Let $G$ be a topological group and $H$ a subgroup. Then $\overline{H}$ is again a subgroup.
Attempt: Let $x,y \in \overline{H}$. Choose nets $\{x_\alpha\}_{\alpha \in I}$ and $\{y_\beta\}_{\beta \in J}$ with $x_\alpha \to x, y_\beta \to y$ and these nets are in $H$. Then we get a net $\{(x_\alpha, y_\beta)\}_{(\alpha, \beta) \in I \times J}$ where $I \times J$ is ordered in the obvious way such that $(x_\alpha, y_\beta) \to (x,y)$ in $G \times G$. By continuity of multiplication, we obtain $x_\alpha y_\beta \to xy$ and since $x_\alpha y_\beta \in H$ for all indices $\alpha, \beta$, we get $xy\in \overline{H}$.
Is this correct?
Seems ok, but I'd use "pre-image of open is open" directly instead of converging nets.

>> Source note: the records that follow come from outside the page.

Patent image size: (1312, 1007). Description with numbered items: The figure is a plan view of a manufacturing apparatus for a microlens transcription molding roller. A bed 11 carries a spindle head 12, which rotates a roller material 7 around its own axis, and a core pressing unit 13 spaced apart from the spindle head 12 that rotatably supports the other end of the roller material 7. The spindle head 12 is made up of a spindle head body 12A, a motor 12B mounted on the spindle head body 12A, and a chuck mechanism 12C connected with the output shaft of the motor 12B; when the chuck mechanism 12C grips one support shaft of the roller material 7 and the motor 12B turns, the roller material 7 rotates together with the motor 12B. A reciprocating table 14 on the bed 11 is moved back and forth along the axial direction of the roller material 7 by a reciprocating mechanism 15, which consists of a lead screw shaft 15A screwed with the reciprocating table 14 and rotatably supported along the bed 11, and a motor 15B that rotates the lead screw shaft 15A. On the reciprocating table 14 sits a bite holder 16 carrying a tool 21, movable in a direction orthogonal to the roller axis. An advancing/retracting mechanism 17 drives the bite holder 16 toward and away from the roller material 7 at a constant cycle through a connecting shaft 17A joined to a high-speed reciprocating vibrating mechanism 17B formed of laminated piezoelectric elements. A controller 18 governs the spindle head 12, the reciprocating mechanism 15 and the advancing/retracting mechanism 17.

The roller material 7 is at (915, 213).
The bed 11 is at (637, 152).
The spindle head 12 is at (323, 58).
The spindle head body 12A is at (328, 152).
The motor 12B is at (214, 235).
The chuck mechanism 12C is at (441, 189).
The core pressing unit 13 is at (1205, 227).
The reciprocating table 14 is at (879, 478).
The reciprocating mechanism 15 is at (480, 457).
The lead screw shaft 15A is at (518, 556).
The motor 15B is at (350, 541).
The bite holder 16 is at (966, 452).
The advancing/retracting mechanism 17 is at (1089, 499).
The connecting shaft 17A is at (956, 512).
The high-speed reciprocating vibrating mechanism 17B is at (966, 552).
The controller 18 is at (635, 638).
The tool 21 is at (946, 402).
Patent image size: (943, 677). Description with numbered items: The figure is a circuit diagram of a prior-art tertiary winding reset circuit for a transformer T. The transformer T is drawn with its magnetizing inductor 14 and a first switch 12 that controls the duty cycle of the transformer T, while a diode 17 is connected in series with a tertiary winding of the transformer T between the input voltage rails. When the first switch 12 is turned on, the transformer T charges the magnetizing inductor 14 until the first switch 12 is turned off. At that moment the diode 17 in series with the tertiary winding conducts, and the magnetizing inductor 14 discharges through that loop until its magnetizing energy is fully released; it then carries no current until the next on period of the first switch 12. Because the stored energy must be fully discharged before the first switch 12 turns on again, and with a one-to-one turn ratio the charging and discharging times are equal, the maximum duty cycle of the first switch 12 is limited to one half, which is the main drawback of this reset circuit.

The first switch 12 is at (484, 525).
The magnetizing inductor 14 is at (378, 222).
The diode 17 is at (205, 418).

Let $x,y\in\overline H$. Suppose $xy\notin\overline H$. By openness of $\overline H^\complement$, there is a neighbourhood of $U$ of $(x,y)\in G\times G$ such that $uv\notin \overline H$ for all $(u,v)\in U$. $U$ contains some $V_x\times V_y$ where $V_x,V_y$ are neighbourhoods of $x,y$, respectively. Pick $u\in V_x\cap H$, $v\in V_y\cap H$ and arrive at a contradiction.